Ils exploitaient contre lui l’accueil désobligeant que lui avait fait Monsieur, à son passage à Paris, et le ressentiment que lui gardaient la duchesse d’Angoulême et la duchesse de Berry. Dans un complot militaire, découvert peu après son départ, ils dénonçaient sa participation. Clausel de Coussergues persistait à l’accuser d’avoir préparé le crime de Louvel en déchaînant, par son obstination dans la politique libérale et par le retard qu’il avait mis à s’amender, les criminelles passions dont s’était inspiré l’assassin. Impuissant à faire devant la Chambre la preuve de cette complicité, le fougueux député en avait appelé à l’opinion, en dressant l’acte d’accusation dans un écrit incendiaire que Louis XVIII annonçait lui-même à Decazes. « Le roi d’Angleterre n’est pas le seul qui ait besoin de consolateur. Un autre souffre autant que lui. L’affreux libelle paraît. La certitude que les calomnies qu’il contient ne produiront aucun effet sur les gens sages, que la lâcheté de celui qui le publie excitera l’indignation générale, ne me suffit pas. O malheureux article 20 ! comment n’en ai-je pas senti le danger[1] ? »

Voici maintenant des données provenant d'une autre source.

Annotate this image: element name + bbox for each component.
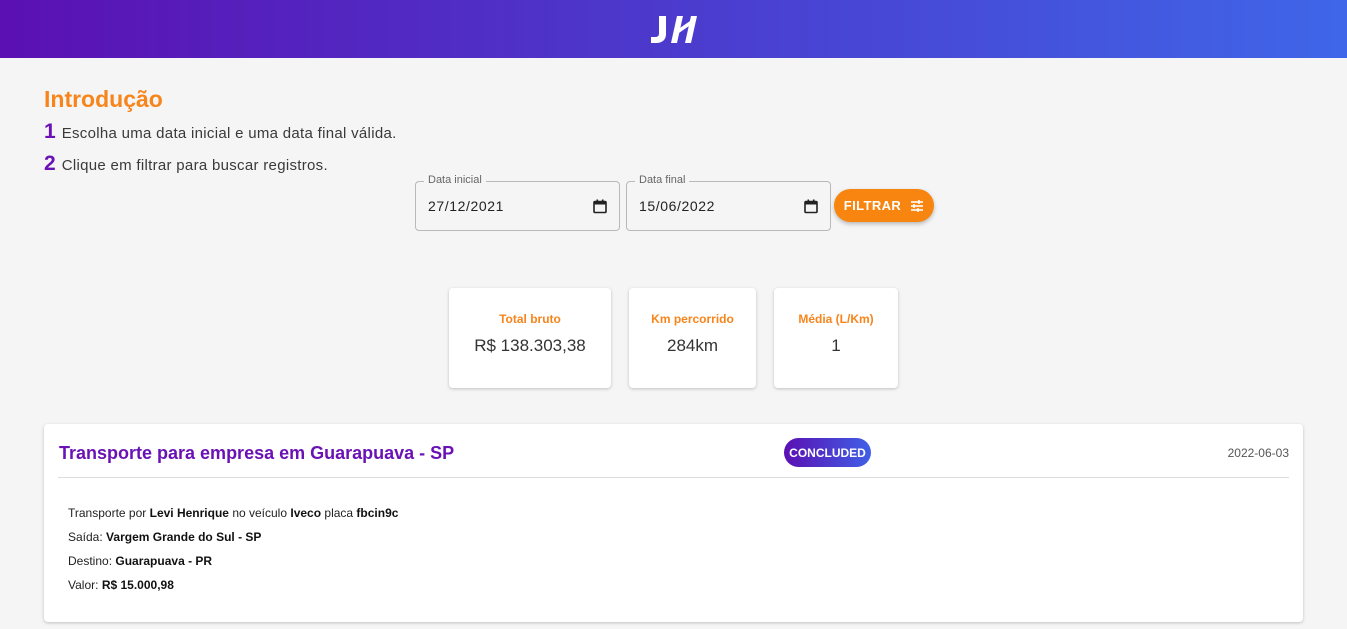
start-date-field[interactable]: Data inicial 27/12/2021 (415, 174, 620, 231)
trip-date: 2022-06-03 (1227, 446, 1289, 460)
step-text: Escolha uma data inicial e uma data fina… (61, 125, 397, 142)
end-date-label: Data final (635, 174, 690, 186)
trip-driver-line: Transporte por Levi Henrique no veículo … (68, 506, 398, 520)
intro-step: 2 Clique em filtrar para buscar registro… (44, 152, 328, 176)
trip-value: R$ 15.000,98 (101, 578, 174, 592)
stat-card-km: Km percorrido 284km (629, 288, 756, 388)
filter-button[interactable]: FILTRAR (834, 189, 934, 222)
calendar-icon[interactable] (804, 199, 818, 214)
step-text: Clique em filtrar para buscar registros. (61, 157, 328, 174)
value-label: Valor: (68, 578, 99, 592)
stat-value: 284km (666, 336, 719, 355)
stat-label: Total bruto (499, 312, 561, 326)
end-date-value[interactable]: 15/06/2022 (639, 198, 715, 214)
calendar-icon[interactable] (593, 199, 607, 214)
vehicle-name: Iveco (290, 506, 322, 520)
plate-number: fbcin9c (356, 506, 399, 520)
driver-prefix: Transporte por (68, 506, 147, 520)
driver-name: Levi Henrique (149, 506, 229, 520)
intro-step: 1 Escolha uma data inicial e uma data fi… (44, 120, 397, 144)
status-badge: CONCLUDED (784, 438, 871, 467)
stat-value: 1 (831, 336, 841, 355)
stat-card-media: Média (L/Km) 1 (774, 288, 898, 388)
filter-button-label: FILTRAR (843, 198, 902, 213)
destination-value: Guarapuava - PR (115, 554, 213, 568)
trip-value-line: Valor: R$ 15.000,98 (68, 578, 174, 592)
step-number: 1 (44, 120, 56, 143)
top-app-bar (0, 0, 1347, 58)
departure-label: Saída: (68, 530, 103, 544)
start-date-value[interactable]: 27/12/2021 (428, 198, 504, 214)
stat-card-total-bruto: Total bruto R$ 138.303,38 (449, 288, 611, 388)
end-date-field[interactable]: Data final 15/06/2022 (626, 174, 831, 231)
trip-title: Transporte para empresa em Guarapuava - … (59, 443, 455, 463)
tune-icon (911, 199, 924, 212)
trip-destination-line: Destino: Guarapuava - PR (68, 554, 212, 568)
vehicle-prefix: no veículo (232, 506, 288, 520)
divider (58, 477, 1289, 478)
destination-label: Destino: (68, 554, 113, 568)
intro-title: Introdução (44, 86, 163, 112)
stat-label: Média (L/Km) (798, 312, 874, 326)
trip-card[interactable]: Transporte para empresa em Guarapuava - … (44, 424, 1303, 622)
start-date-label: Data inicial (424, 174, 486, 186)
stat-value: R$ 138.303,38 (474, 336, 586, 355)
plate-prefix: placa (324, 506, 354, 520)
trip-departure-line: Saída: Vargem Grande do Sul - SP (68, 530, 261, 544)
step-number: 2 (44, 152, 56, 175)
stat-label: Km percorrido (651, 312, 734, 326)
departure-value: Vargem Grande do Sul - SP (106, 530, 262, 544)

Indigné de ces nouvelles accusations et du silence des ministres qui l’invitaient en même temps à ne répondre que par le mépris, tant ils redoutaient que le besoin de se défendre ne hâlât son retour, Decazes versait sa colère dans le cœur du roi :

« Que veut-on ? Que prétend-on ? Me faire rester ici en me traînant dans la boue sans que je m’essuie ! On compte trop sur ma bonté. Si le ministère, attaqué comme moi et au nom duquel on

  1. Allusion à l’article de la loi sur la presse qui exceptait de la censure les écrits ayant plus de cinq feuilles d’impression.